We measured 1121 plasma proteins in the early neonatal period in infants at risk for ROP using an aptamer-based proteomic technology. The primary aim of the study was to compare plasma protein concentrations in infants who did (n = 12) and did not (n = 23) subsequently develop clinically significant ROP using logistic regression. As a secondary aim, we examined patterns in the proteins across categories of clinically significant, low-grade, and no ROP groups.
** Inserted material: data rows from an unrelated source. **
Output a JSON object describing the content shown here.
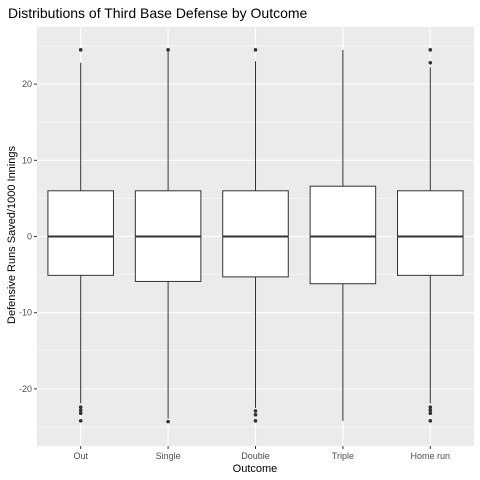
{
  "chart_data": {
    "type": "boxplot",
    "title": "Distributions of Third Base Defense by Outcome",
    "xlabel": "Outcome",
    "ylabel": "Defensive Runs Saved/1000 Innings",
    "ylim": [
      -27.5,
      27.5
    ],
    "yticks": [
      -20,
      -10,
      0,
      10,
      20
    ],
    "grid": true,
    "background": "#ebebeb",
    "categories": [
      "Out",
      "Single",
      "Double",
      "Triple",
      "Home run"
    ],
    "boxes": [
      {
        "category": "Out",
        "q1": -5.1,
        "median": 0,
        "q3": 6.0,
        "whisker_low": -21.9,
        "whisker_high": 22.8,
        "outliers": [
          24.5,
          -22.4,
          -22.8,
          -23.2,
          -24.2
        ]
      },
      {
        "category": "Single",
        "q1": -5.9,
        "median": 0,
        "q3": 6.0,
        "whisker_low": -23.9,
        "whisker_high": 24.5,
        "outliers": [
          24.5,
          -24.3
        ]
      },
      {
        "category": "Double",
        "q1": -5.3,
        "median": 0,
        "q3": 6.0,
        "whisker_low": -22.5,
        "whisker_high": 23.0,
        "outliers": [
          24.5,
          -22.9,
          -23.4,
          -24.2
        ]
      },
      {
        "category": "Triple",
        "q1": -6.2,
        "median": 0,
        "q3": 6.6,
        "whisker_low": -24.2,
        "whisker_high": 24.5,
        "outliers": []
      },
      {
        "category": "Home run",
        "q1": -5.1,
        "median": 0,
        "q3": 6.0,
        "whisker_low": -21.9,
        "whisker_high": 22.2,
        "outliers": [
          24.5,
          22.8,
          -22.4,
          -22.8,
          -23.2,
          -24.2
        ]
      }
    ],
    "colors": {
      "panel": "#ebebeb",
      "grid": "#ffffff",
      "box_fill": "#ffffff",
      "box_stroke": "#333333",
      "tick_text": "#4d4d4d"
    }
  }
}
Lower levels of 16 proteins were associated with an increased risk of clinically significant ROP. In this group, superoxide dismutase (Mn), mitochondrial (MnSOD), and chordin-like protein 1 (CRDL1) were highly ranked. Other proteins in this group included: C-C motif chemokine 14 (HCC-1), prolactin, insulin-like growth factor-binding protein 7 (IGFBP-7), and eotaxin. Higher levels of 12 proteins were associated with a higher risk for ROP. Fibroblast growth factor 19 (FGF-19) was the top-ranked protein target followed by hepatocyte growth factor-like protein (MSP), luteinizing hormone (LH), cystatin M, plasminogen, and proprotein convertase subtilisin/kexin type 9 (PCSK9). We also noted different patterns in the trend of concentrations of proteins across the clinically significant, low-grade, and no ROP groups.
We discovered plasma proteins with novel associations with clinically significant ROP (MnSOD, CRDL1, PCSK9), proteins with links to established ROP signaling pathways (IGFBP-7), and proteins such as MnSOD that may be a target for future therapeutic interventions.
早产儿视网膜病变(ROP)是一种威胁视力的疾病,与视网膜血管发育异常有关。胰岛素样生长因子途径的蛋白质与ROP相关。然而,关于其他蛋白质在ROP中的作用的研究较少。本研究的目的是鉴定与具有临床意义的ROP相关的血浆蛋白质。
我们使用基于适体的蛋白质组学技术在ROP高危婴儿的新生儿早期测量了1121种血浆蛋白质。该研究的主要目的是使用逻辑回归比较随后发生(n = 12)和未发生(n = 23)具有临床意义的ROP的婴儿的血浆蛋白质浓度。作为次要目的,我们检查了具有临床意义、低度和无ROP组中蛋白质的模式。
16种蛋白质水平较低与具有临床意义的ROP风险增加相关。在该组中,线粒体超氧化物歧化酶(Mn)(MnSOD)和类腱蛋白1(CRDL1)排名靠前。该组中的其他蛋白质包括:C-C基序趋化因子14(HCC-1)、催乳素、胰岛素样生长因子结合蛋白7(IGFBP-7)和嗜酸性粒细胞趋化因子。12种蛋白质水平较高与ROP风险较高相关。成纤维细胞生长因子19(FGF-19)是排名最高的蛋白质靶点,其次是肝细胞生长因子样蛋白(MSP)、黄体生成素(LH)、胱抑素M、纤溶酶原和前蛋白转化酶枯草杆菌蛋白酶/kexin 9型(PCSK9)。我们还注意到在具有临床意义、低度和无ROP组中蛋白质浓度趋势的不同模式。
我们发现了与具有临床意义的ROP有新关联的血浆蛋白质(MnSOD、CRDL1、PCSK9)、与已确立的ROP信号通路相关的蛋白质(IGFBP-7)以及可能成为未来治疗干预靶点的蛋白质,如MnSOD。